In frustration and anger, he growled at the disobedient appendage, but it wouldn't respond. Finally, at the edge of rage, the arm responded, clumsily flopping up onto the table and battering the ball aside instead of picking it up.
"Good, that's good," the blue giant praised in a gentle voice. Hank, his name was Hank. "Your paralysis is healing remarkably quickly. Now let's try the left arm."
Hank retrieved the errant ball and Logan brought his left arm up to grab it. This arm worked better than it's brother, but the fingers didn't want to extend from the claw they'd frozen into. He could settle his hand onto the round, red surface, but he couldn't extend the fingers wide enough to surround the globe.
"Try what we talked about," Hank encouraged. "Start the ball at your wrist and roll it back into your grasp."
Logan tried the technique, pressing against the surface of the table and using the elasticity of the ball to force it into his ever-present grip. It worked.
"Great job, Logan!" the white-streaked woman cheered from across the room.
She was working through her stretching exercises with Jean before she practiced standing, but she was obviously still keeping an eye on him. Everyone called her Rogue, but Logan knew that wasn't right. Sometimes, he felt if he stared at her long enough, he could figure out what it was that confused him about her, but no answers ever came.
"I think that's it for arms today. Are you ready for the ankle weights?"
Logan nodded and shifted positions in his chair, allowing Hank to strap on the one-pound weights for his leg exercises. He looked across the room at Rogue, standing next to Jean and trying to find her balance.
"You're doing great, Rogue!" Jean encouraged. "I'd say you're about ready to try walking. Are you willing?"
Rogue nodded, apparently too focused on keeping herself upright to add to the conversation.
"Ok, let's sit you down and we'll wheel you over to the parallel bars."
Rogue shook her head. "Lemme walk."
Jean looked skeptical. "No, Rogue.
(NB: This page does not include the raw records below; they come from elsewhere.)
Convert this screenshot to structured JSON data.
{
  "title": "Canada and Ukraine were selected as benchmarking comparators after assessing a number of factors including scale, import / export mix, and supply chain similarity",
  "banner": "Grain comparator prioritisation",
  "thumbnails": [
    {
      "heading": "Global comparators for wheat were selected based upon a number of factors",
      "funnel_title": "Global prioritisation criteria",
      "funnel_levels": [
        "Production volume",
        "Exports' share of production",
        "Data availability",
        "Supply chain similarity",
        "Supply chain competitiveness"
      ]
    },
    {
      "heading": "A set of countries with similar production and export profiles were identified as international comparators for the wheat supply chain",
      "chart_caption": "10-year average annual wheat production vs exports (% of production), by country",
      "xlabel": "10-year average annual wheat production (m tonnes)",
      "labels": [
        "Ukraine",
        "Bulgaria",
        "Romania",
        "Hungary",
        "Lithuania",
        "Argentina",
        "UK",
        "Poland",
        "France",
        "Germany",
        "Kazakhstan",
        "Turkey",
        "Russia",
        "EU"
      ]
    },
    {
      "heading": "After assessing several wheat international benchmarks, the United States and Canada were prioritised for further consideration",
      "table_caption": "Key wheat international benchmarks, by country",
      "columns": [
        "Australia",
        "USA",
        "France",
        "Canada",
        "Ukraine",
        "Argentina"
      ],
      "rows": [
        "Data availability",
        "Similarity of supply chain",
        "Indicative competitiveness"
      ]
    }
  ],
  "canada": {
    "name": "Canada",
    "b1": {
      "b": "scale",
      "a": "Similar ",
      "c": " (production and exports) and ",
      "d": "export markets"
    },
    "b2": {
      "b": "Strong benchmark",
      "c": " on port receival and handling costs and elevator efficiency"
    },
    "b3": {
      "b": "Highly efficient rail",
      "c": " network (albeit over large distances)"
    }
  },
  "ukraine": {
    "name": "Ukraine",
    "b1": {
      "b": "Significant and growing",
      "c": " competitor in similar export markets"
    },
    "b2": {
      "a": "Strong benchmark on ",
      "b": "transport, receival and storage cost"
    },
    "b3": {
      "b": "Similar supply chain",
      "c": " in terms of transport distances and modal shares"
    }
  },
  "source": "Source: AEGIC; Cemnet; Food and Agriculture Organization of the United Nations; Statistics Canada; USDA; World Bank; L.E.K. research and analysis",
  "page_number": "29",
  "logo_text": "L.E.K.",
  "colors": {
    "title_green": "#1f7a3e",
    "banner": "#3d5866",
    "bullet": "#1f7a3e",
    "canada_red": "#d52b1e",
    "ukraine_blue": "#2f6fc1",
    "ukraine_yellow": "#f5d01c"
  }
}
I think it'd be better if we practice on the equipment first."
Logan saw the determination settle on the younger woman's features, and he knew what she was going to do. As he watched helplessly, she pulled away from Jean's grasp and took a few hesitant steps before she tripped over her own legs and started to fall.
Logan jumped out of his chair to go to her, but his legs collapsed instantly under his weight. As he fell, mirroring the young woman across the room, the thing about her that had been bothering him finally became clear, and he called out to her. "MARIE!"